Please pay attention that this is not a retrieval task and we are seeking for generative solutions. Teams may submit results to evaluation system and rank on the leaderboard with any method. But we will be manually evaluating award contenders and teams only using retrieval method will be disqualified from winning the awards. For example, considering a method which uses features extracted from the test set videos and retrieves the “closest-meaning” caption from the training set for submission, this will not be qualified for winning the track since it is not a generative solution.

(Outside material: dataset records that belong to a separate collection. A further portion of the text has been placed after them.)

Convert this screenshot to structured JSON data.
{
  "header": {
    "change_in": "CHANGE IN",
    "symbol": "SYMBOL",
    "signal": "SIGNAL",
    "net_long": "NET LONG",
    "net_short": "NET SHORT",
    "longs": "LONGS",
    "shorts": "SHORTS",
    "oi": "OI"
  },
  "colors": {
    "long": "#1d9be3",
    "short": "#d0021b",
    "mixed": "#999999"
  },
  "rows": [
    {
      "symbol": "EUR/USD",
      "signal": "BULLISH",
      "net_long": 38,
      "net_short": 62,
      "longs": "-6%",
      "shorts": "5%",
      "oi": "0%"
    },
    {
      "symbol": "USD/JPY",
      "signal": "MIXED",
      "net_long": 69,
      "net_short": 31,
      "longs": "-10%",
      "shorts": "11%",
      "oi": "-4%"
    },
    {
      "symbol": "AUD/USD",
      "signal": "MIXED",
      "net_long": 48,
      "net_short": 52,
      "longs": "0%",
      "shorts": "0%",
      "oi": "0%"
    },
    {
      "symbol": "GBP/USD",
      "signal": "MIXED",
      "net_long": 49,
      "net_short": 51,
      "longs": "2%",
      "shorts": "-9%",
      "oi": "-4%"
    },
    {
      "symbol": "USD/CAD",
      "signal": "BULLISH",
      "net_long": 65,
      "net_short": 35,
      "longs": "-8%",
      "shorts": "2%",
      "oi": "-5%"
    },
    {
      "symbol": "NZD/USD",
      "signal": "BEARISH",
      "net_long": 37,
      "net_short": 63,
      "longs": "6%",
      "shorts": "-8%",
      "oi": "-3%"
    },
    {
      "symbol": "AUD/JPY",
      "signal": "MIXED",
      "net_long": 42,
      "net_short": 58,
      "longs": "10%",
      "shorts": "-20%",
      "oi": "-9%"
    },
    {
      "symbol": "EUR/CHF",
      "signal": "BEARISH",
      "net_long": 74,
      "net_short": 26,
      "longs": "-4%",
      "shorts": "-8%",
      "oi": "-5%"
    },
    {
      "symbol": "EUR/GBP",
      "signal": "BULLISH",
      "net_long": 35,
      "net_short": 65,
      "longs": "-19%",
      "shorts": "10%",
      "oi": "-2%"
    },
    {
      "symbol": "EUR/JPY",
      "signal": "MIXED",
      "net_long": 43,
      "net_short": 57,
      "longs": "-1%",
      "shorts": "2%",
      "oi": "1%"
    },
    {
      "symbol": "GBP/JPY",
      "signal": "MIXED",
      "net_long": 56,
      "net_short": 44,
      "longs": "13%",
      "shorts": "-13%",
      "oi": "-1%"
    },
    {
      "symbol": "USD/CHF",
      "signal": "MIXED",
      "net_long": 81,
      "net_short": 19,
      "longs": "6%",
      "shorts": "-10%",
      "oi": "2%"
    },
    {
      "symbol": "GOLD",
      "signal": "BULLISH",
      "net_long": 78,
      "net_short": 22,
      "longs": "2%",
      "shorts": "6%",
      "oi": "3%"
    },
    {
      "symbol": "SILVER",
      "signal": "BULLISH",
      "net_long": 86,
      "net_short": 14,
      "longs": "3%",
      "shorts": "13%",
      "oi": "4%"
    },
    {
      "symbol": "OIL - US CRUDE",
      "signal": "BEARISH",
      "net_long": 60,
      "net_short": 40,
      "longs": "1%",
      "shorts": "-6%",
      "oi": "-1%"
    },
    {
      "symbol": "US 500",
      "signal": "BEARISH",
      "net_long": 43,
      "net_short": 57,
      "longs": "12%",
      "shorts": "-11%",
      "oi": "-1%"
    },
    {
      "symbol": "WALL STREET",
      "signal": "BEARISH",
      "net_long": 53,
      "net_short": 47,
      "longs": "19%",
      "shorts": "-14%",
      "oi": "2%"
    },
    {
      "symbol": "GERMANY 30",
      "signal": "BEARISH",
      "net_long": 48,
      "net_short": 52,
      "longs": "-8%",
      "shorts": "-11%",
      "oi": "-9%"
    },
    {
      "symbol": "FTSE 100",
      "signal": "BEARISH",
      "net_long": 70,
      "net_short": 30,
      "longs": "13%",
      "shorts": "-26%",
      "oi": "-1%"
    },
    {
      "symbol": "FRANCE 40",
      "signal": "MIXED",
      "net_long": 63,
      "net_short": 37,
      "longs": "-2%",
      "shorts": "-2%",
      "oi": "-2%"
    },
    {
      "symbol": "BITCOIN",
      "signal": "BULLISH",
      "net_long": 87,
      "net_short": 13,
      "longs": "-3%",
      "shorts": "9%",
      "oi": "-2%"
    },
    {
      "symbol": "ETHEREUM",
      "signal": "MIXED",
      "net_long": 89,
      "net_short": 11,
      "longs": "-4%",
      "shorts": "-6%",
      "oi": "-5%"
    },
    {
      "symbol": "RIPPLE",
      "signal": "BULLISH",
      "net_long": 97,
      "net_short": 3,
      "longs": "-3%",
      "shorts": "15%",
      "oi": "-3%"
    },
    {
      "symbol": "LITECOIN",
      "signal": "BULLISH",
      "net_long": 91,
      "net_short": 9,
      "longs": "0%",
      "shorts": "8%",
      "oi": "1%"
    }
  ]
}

More details about the dataset explanation can be referred to: https://github.com/woven-visionai/wts-dataset

- Data Access

To access the data please submit the following data request form: https://forms.gle/szQPk1TMR8JXzm327

Dataset will be sent to the provided email address upon approval.

~~[Traffic VQA data will be released after 2025/12/May]~~

[Traffic VQA data has been released on 05/21/2025. For the user who has already been granted access to the data, please download the “annotations.zip” file again to find the VQA train and val data, as well as for the external part.]

Test data can be accessed from here. Please find it once you have already finished the request in the above form.